Und zwischen einem Musikstück und besagter Rührschüssel besteht doch nun wirklich ein sehr deutlicher Unterschied. Niemand ist hier bei denen ins Lager eingebrochen und hat dann deren Produkte auf einer Messe verkauft – die haben etwas ähnliches nachgemacht. Das Rad darf auch von mehr als einer Firma gebaut werden. Erfreulicherweise!
Klar ist das für den Unternehmer eine wünschenswerte Situation. Ein Freifahrschein, wenn man so will. Aber wenn die Benefits des Ganzen im Verhältnis 1:7.000.000.000 stehen, dann bin ich einfach für die Mehrheit!
Wo wären wir heute, wenn es nur eine Computerfirma, einen Autobauer, eine Ölfirma geben würde?
Wir brauchen nicht nur gute Ideen; die Wirtschaft braucht vor allem eine gute Umsetzung. Und die erreichen wir nur durch Vielfalt und Innovation. Nur eine Idee zu haben reicht nicht aus. Eine Idee ist nichts wert, solange sie nicht (gut) umgesetzt wird. Und genau das ist der wunde Punkt bei dieser Art Unternehmer, die sich schon einen Anwalt suchen, bevor sie überhaupt mal mit der Arbeit beginnen.
Wo hab ich gesagt, etwas wäre “absolut perfekt”? Naja, ich wüsste jetzt nicht wie man den klassischen Kaffeelöffel verbessern sollte. Aber vielleicht bin ich einfach nicht kreativ genug. -.-
Ich sehe keinen Unterschied zwischen einem Musikstück und einer Rührschüssel. Ich meine, ja klar seh ich einen _Unterschied_, aber eben nicht in dem Kontext.
Und ich glaube wir reden aneinander vorbei.
Vielleicht sollte ich mal “durchscheinen” lassen, dass ich nicht “gegen” Markenrecht bin. Ich wollte eine kontroverse Diskussion anstoßen. In den letzten Tagen habe ich fast ausschließlich Kommentare von “Steve” bekommen, in denen er seinen “private Porn stash” anpreist – diese Entwicklung gefällt mir sehr viel besser.
Bei besagtem Musikstück aber wurde so weit ich weiß zweifelsfrei nachgewiesen, dass dieses Stück _kopiert_ wurde.
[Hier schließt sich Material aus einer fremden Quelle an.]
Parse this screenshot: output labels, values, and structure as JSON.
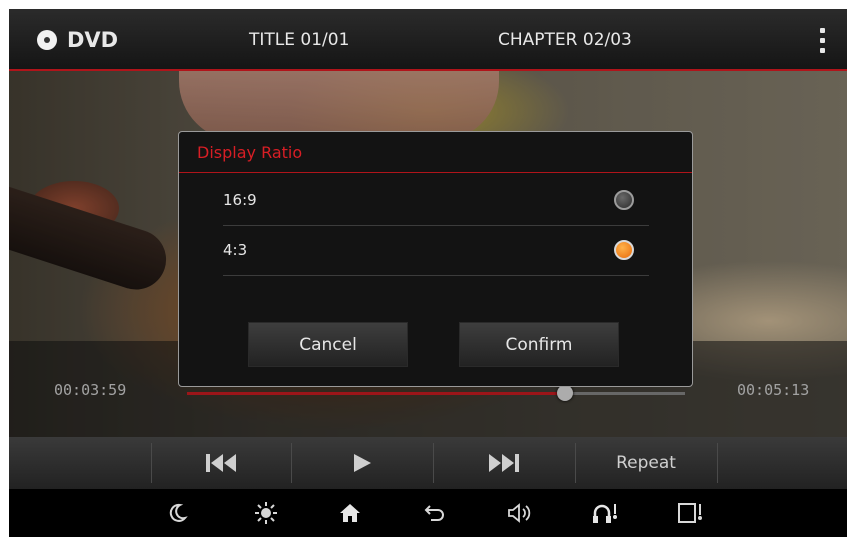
{
  "topbar": {
    "source": "DVD",
    "title": "TITLE 01/01",
    "chapter": "CHAPTER 02/03",
    "icons": {
      "disc": "dvd-disc-icon",
      "menu": "more-vertical-icon"
    }
  },
  "playback": {
    "elapsed": "00:03:59",
    "total": "00:05:13",
    "progress_fraction": 0.76,
    "colors": {
      "progress": "#d01c22",
      "accent": "#d81e25"
    }
  },
  "controls": {
    "prev_icon": "skip-previous-icon",
    "play_icon": "play-icon",
    "next_icon": "skip-next-icon",
    "repeat_label": "Repeat"
  },
  "dialog": {
    "title": "Display Ratio",
    "options": [
      {
        "label": "16:9",
        "selected": false
      },
      {
        "label": "4:3",
        "selected": true
      }
    ],
    "cancel_label": "Cancel",
    "confirm_label": "Confirm",
    "selected_color": "#f08a1c"
  },
  "bottombar": {
    "icons": [
      "night-mode-icon",
      "brightness-icon",
      "home-icon",
      "back-icon",
      "volume-icon",
      "voice-call-icon",
      "screen-off-icon"
    ]
  }
}
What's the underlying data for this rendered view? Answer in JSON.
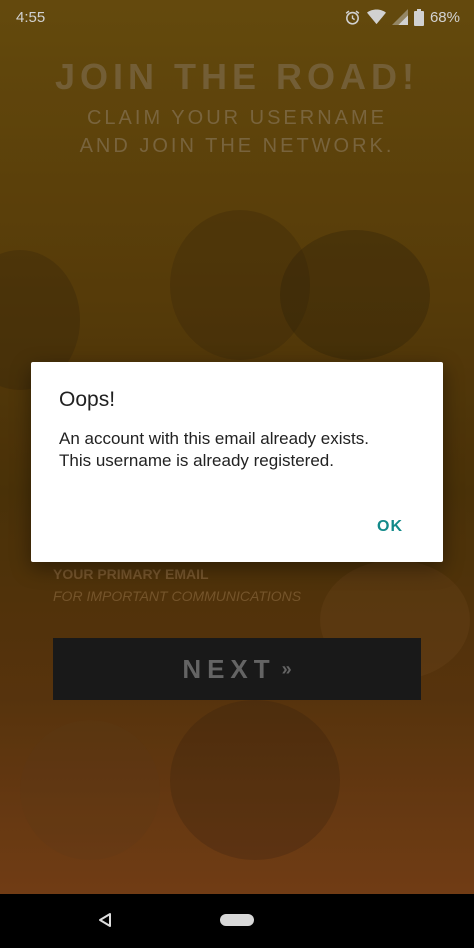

Die Wahrscheinlichkeit, dass die Übereinstimmungen Zufall waren, konnte ausgeschlossen werden.
Das mit “absolut perfekt” kam von mir – weil ich finde, dass man Dinge sehr wohl verbessern kann, und die Wirtschaft allgemein davon sogar profitiert, genau wie die Kunden, die im Endeffekt ein besseres Produkt erhalten. Der Kaffeelöffel ist da ein super Beispiel. Verbesserung kann ja auch bedeuten, dass man Kosten im Produktionsprozess einspart, und ein Produkt daher günstiger anbieten kann. Und trotzdem kaufen die Leute weiterhin teures Silberbesteck. Aber wir “Normalos” müssen deswegen nicht mit den Händen essen; für uns gibt es Alternativen.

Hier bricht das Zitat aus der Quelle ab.